Pattern: The Five Subsystems
NLWeb's repo isn't just one server. Five top-level folders are conceptually distinct:
| Subsystem | Purpose | When relevant |
|---|
AskAgent/ | The core /ask and /mcp server | Always |
AgentFinder/ | Cross-site NLWeb discovery (federated /who) | Multi-site federations |
DataFinder/ | NL→SQL for enterprise sources (HubSpot, Dynamics, Jira) | Enterprise data, not vector-backed |
ModelRouter/ | Cost/quality routing across LLM providers | Cost optimization at scale |
NLWebScorer/ | Neural reranker (ModernBERT + GAM) | High-volume retrieval |
Most deployments use only AskAgent. The rest are opt-in.
Pattern: A2A and MCP as Co-Equal Bindings
NLWeb supports three transport bindings in parallel:
| Binding | Path | Audience |
|---|
REST /ask | port 8000 | Browsers, custom clients |
MCP /mcp | port 8000 | AI agents (Claude, Gemini, native MCP) |
| A2A | webserver/a2a_wrapper.py, route a2a.py | Google Agent-to-Agent protocol |
| AppSDK adapter | port 8100 | ChatGPT specifically |
All share the same backend pipeline. No data duplication. Choose by audience, not by feature.
Pattern: Conversation Memory Hooks
core/conversation_history.py persists exchanges per authenticated user. methods/conversation_search.py queries the persisted history.
Long-term memory (cross-conversation user preferences) is NOT shipped. Hook points to add it:
- After response generation in
NLWebHandler.respond() — extract durable facts, write to user profile
- Before query in the same handler — load user profile, inject into the decontextualize prompt
This is intentional: NLWeb leaves opinionated personalization to the integrator.
Pattern: Idempotency and Retries
NLWeb doesn't define idempotency keys — /ask calls are read-side; replays are safe. /mcp follows JSON-RPC 2.0 semantics: include id in every request, retry with the same id if the connection drops mid-request (server may dedup if implemented).
For db_load.py, idempotency is upsert by URL. Re-running on the same source updates existing records rather than duplicating.
Pattern: Schema.org as the Common Currency
Every result carries a schema_object. Agents pattern-match on @type to render appropriately. Design rule: any new tool or handler you write should preserve the schema_object in its output. Don't strip it down to text — that defeats the whole point of NLWeb.
Pattern: Versioning
NLWeb releases as dated markdown files in docs/release_notes/, not semver tags. When pinning a deployment:
- Pin the git commit, not a tag
- Read the release_notes entries from your pinned commit to the latest before upgrading
- The MCP wrapper docstring explicitly warns "Backwards compatibility is not guaranteed" — re-test agent integrations on every upgrade
Pattern: Don't Modify Core Files
Most extensibility goes via:
config/*.yaml and XML files (preferred)
- New files in
methods/ (custom handlers)
- New providers in
llm_providers/, embedding_providers/, retrieval_providers/
- aiohttp middleware in
webserver/middleware/
Avoid editing core/baseHandler.py, core/router.py, etc. — they change frequently and your fork rots.

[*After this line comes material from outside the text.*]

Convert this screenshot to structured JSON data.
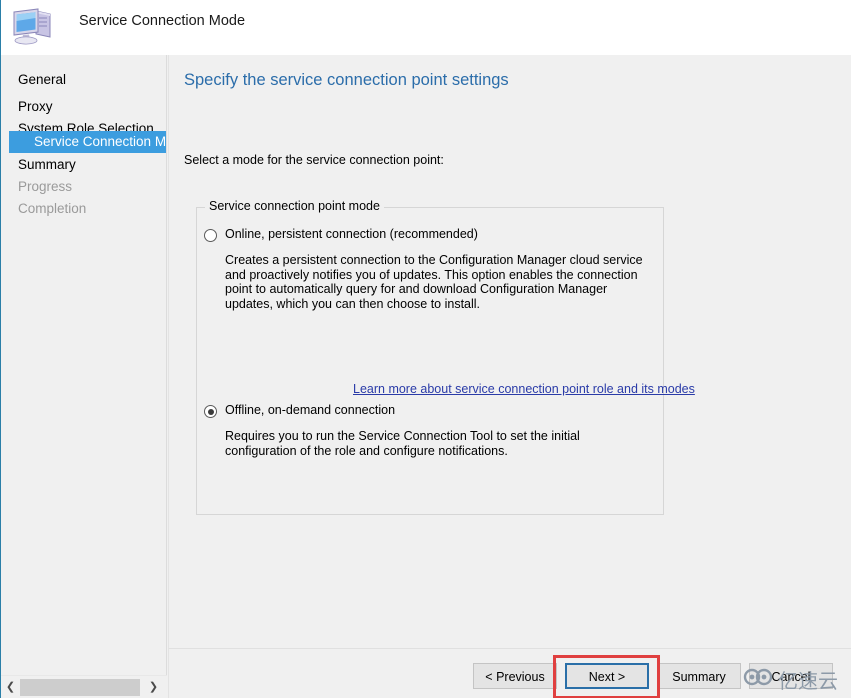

Pattern: Disable Defaults Aggressively
The default config enables three retrieval backends (qdrant_local, nlweb_west, shopify_mcp), the federated /who endpoint, and mode: development. For any non-demo deployment, set these:
mode: production
who_endpoint_enabled: false
endpoints:
nlweb_west: { enabled: false }
shopify_mcp: { enabled: false }
These defaults make sense for hello-world demos. They are anti-patterns for production.
Always cross-reference with the latest docs/release_notes/ and the live core/ modules — patterns evolve and the code is the source of truth.